Frage: Das klingt alles nach sehr merkwürdigen Herrschaftstechniken, die da eingerissen sind?
Antwort: „Herrschafts-„ Techniken ist genau das richtige Wort. Es geht vor allem noch um´s „Herrschen“. Das ist etwas anderes als „Regieren“ oder „Führen“. Wer herrschen will, der will vor allem einfach nur seinen Machtanspruch durchsetzen, meist mit starken aber leeren Machtworten. Nicht selten wird dieser Herrschaftsanspruch dann im menschlichen Umgang garniert mit deutlich überkompensierten Minderwertigkeitskomplexen, was die Sache nicht gerade einfacher macht. Und wenn dem dann unkommentiert gefolgt wird heißt das: „Ich bin obenauf“. Herrschen richtet sich nach innen, an die eigene Partei, führen oder regieren würde sich an´s Volk richten. Die Machtworte fallen wohl auch deshalb so harsch aus, damit man nicht versucht ist, angesichts der unfreiwilligen Komik des Gesagten laut los zu lachen. So wie Kinder sich selbst zwicken, wenn sie in einer ernsten Situation nicht lachen sollen. Ich muss nochmal auf Horst Seehofers Energiepolitik kommen, ohne dass das jetzt alleine für die CSU Gültigkeit hätte. Aber das Beispiel liegt so nahe. Franz Josef Strauß hat früher über die Grünen gespottet, sie seien „gegen Atomkraft und für Strom aus der Steckdose“. Da kann man doch nicht ernst bleiben, wenn wir heute dasselbe vertreten wie damals die Grünen – außer ein besonders starkes Machtwort vergällt einem das Lachen.
Frage: Planen Sie irgendwann ein Comeback in der Politik?

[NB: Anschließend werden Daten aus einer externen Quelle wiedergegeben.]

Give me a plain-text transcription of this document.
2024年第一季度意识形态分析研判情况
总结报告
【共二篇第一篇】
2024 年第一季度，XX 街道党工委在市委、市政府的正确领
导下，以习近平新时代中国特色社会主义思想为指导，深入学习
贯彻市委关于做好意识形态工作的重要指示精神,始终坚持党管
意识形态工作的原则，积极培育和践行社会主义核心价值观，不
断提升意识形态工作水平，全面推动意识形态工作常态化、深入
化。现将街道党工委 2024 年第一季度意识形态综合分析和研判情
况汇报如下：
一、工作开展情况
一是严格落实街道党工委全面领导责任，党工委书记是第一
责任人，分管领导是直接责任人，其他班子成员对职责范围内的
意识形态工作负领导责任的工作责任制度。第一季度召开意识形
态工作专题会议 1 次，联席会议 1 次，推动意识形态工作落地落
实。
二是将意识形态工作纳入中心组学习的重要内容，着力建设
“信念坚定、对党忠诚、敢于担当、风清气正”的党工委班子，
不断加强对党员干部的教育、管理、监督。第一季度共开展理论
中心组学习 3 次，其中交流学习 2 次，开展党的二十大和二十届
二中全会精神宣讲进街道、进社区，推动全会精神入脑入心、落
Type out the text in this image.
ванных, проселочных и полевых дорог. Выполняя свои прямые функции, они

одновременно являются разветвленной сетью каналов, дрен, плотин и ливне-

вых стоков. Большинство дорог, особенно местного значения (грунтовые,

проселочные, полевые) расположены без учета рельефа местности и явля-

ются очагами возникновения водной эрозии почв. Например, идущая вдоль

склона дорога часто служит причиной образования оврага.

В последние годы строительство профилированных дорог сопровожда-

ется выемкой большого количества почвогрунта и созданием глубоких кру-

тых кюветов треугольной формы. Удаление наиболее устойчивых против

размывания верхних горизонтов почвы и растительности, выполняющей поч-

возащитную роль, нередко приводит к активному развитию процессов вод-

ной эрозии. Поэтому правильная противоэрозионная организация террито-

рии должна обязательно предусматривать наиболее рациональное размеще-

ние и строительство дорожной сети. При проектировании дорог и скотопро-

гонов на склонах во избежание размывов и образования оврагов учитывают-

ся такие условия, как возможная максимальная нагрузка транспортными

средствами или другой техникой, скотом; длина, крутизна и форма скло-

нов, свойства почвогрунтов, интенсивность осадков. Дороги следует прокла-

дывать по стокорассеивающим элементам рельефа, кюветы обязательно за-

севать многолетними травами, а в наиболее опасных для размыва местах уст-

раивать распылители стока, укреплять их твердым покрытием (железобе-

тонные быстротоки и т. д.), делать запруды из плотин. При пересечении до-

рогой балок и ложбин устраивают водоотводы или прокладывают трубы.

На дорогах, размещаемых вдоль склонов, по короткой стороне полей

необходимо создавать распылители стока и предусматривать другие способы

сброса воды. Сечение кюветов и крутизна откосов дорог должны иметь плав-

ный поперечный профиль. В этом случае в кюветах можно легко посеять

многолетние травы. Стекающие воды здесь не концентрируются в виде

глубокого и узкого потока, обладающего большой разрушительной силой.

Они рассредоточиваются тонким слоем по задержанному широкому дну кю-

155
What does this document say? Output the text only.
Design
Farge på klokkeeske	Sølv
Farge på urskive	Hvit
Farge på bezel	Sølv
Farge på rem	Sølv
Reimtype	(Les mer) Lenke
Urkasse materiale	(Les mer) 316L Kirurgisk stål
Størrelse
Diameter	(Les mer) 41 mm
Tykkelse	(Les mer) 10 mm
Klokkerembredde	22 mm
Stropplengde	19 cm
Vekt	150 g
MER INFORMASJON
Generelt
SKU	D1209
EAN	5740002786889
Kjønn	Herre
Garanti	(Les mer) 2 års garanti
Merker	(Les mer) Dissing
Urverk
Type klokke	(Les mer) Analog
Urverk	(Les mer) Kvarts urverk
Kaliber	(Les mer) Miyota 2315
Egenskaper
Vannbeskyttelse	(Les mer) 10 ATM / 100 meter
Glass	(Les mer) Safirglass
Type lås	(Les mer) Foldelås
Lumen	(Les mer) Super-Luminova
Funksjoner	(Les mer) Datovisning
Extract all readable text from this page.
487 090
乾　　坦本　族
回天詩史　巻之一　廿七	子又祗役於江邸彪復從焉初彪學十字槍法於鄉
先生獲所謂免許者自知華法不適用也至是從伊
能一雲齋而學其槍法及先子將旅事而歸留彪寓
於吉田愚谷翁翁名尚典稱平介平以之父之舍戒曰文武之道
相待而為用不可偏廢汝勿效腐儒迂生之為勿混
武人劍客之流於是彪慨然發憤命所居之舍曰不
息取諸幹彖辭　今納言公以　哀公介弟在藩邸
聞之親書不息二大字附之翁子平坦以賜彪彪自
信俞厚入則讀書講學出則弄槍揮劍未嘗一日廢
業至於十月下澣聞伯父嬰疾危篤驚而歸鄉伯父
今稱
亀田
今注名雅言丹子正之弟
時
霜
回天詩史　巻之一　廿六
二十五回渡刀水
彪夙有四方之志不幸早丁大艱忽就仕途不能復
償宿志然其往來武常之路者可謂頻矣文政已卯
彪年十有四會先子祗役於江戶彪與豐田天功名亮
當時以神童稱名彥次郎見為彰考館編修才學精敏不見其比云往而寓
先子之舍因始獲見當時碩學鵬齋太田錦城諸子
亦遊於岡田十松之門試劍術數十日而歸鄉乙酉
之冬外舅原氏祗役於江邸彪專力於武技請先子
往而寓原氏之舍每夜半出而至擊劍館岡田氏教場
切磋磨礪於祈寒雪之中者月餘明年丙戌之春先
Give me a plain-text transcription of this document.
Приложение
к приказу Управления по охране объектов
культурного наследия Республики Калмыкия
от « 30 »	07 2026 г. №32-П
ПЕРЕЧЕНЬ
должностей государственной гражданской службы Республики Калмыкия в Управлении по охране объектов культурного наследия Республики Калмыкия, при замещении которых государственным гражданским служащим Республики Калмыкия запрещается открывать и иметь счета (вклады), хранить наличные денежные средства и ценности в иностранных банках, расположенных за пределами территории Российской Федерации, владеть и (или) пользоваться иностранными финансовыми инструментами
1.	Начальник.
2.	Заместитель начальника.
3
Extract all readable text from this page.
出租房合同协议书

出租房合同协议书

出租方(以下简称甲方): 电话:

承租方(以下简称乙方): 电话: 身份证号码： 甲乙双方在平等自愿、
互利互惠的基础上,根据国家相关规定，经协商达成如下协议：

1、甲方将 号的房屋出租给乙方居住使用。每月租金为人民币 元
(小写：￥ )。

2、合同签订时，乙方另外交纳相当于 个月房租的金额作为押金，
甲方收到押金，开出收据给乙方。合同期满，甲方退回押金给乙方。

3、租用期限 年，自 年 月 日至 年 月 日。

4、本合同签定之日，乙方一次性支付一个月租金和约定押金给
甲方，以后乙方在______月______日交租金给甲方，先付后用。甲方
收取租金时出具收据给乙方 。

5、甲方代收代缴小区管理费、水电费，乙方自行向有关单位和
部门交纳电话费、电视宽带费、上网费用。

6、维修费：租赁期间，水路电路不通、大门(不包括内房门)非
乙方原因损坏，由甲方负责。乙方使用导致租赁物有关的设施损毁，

Antwort: Ich bin wieder in der Kommunalpolitik gelandet, wo ich vor zwanzig Jahren einmal angefangen habe. Im Stadtrat meiner Heimatstadt. Das macht mir Freude, ich kann mich einbringen und mein Lebensumfeld unmittelbar mitgestalten. Die Erfahrungen in der „großen Politik“ sind ganz hilfreich auch für die Basisarbeit. Und es ist so etwas wie weiße Salbe gegen den Phantomschmerz nach der Amputation des politischen Mandates. Im Ernst: Ich habe auch schon mit dem Gedanken gespielt. Nach meinem ersten Buch, in dem ich beschrieben habe, worüber die Politik einmal inhaltlich nachdenken sollte. Ich habe viel Lob von ganz überraschender Seite erfahren. Geändert hat sich inhaltlich aber nichts. Das hat mich in dem bestärkt, was ich jetzt geschrieben habe. Und wenn ich selbst an das glaube, was ich in meinem Buch schreibe, müsste ich ein Comeback anders angehen als gerade so ein Buch zu schreiben. Dann müsste ich an die Front und am lautesten schreien: „Eins und eins ist fünf, das Wahlvolk will es so, der Parteivorstand hat es deshalb beschlossen und in einer Demokratie hat die Politik auch den Primat über die Mathematik zu haben.“ Das lag mir noch nie so sonderlich. Um Erfahrungen, die ich in der Politik gemacht habe, für das Gemeinwohl zu nutzen, wenn der Ausdruck nicht zu hoch gestochen ist, bleibt mir vor allem das, was ich jetzt wieder gemacht habe, nämlich zur Feder zu greifen, die ja bekanntlich sogar mächtiger ist als das Schwert.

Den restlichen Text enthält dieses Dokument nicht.